看來拜爾人也有謊報戰績的傳統,明明輸掉的戰爭非得說成是勝利,羅蒙洛夫在拜爾國的地位如此之高,也印證了艾克文的話,整個拜爾國就靠著這三個五階撐場子。
這倒也不是什麼丟人的事,當初羅姆路國也隻是靠著萊西奧和龍格森撐場子,一個六階和一個五階而已,更高階層的信徒也不屑為國王效力。
“你為什麼一定相信羅蒙洛夫還活著,仗打了一半,他突然要回王都,你不覺得事有蹊蹺嗎?”
“能有什麼蹊蹺?他在回王都的途中專程找我父親道彆,我的父親為他舉辦了宴會,我還為他倒了一杯酒。”
曼達一愣,和艾克文對了一下時間,發現宴會的時間竟然在羅蒙洛夫死後的五天。
羅蒙洛夫複生了?
不可能!曼達親手燒了他的屍體。
死的那個不是羅蒙洛夫?
也不可能,曼達親手摳了他的神血石。
難道他還有個替身?
曼達對這個神奇的國度越來越感興趣,他決定先去拜會一下巴耶夫大公“在你父親的手下當中,有多少強者?”
艾克文淡然一笑,他似乎從猛達拜庫噶的身上看出了些許悚懼,隻要對方知道害怕,自己就有活著離開的機會。

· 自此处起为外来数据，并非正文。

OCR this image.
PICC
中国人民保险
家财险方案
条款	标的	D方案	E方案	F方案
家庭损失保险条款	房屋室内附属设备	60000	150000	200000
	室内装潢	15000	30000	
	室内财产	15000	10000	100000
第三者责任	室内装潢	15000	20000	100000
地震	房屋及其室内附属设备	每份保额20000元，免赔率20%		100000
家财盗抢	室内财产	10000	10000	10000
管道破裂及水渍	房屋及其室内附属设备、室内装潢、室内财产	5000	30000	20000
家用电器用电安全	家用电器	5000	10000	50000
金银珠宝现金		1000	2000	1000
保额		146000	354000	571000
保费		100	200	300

“我不想威脅你,但這個世界和你想象的並不一樣,你可能真的是個三階強者,可以雄踞一方的強者,你征服了幾個派務士部落,甚至想當派務士的王,這都是一名強者該有的野心,
可如果你想挑戰一個拜爾大公的威嚴,這就太愚蠢了,我的父親身邊有四個像你一樣的三階強者,還有兩個四階強者,雖然隻高了你一階,但你應該知道這其中有多麼懸殊的差距,等我的父親帶上身邊的強者,親自來到這片土地上,隻怕連懺悔的機會都不會留給你。”
曼達聞言,神色凝重,長歎一聲道“可我已經冒犯了大公,接下來該怎麼辦呢?”
“放我回去,我會向父親為你說幾句好話,父親非常疼愛我,他一定會原諒你的。”
“感謝你的善意,可就這麼放你回去,隻怕大公和我的誤會依舊難以消除,你父親的領地叫什麼名字?”
艾克文緊張的看著曼達,小聲回答道“叫,冰岩城。”
“離這裡有多遠?”
“不到兩百裡。”
“你能為我畫張地圖嗎?”
“你,你想做什麼?”艾克文嚇壞了,他發現曼達盯上了他的右耳。
“彆怕,”曼達笑道,“我是在想,把你的耳朵切下來給他,還是把他的耳朵切下來給你。”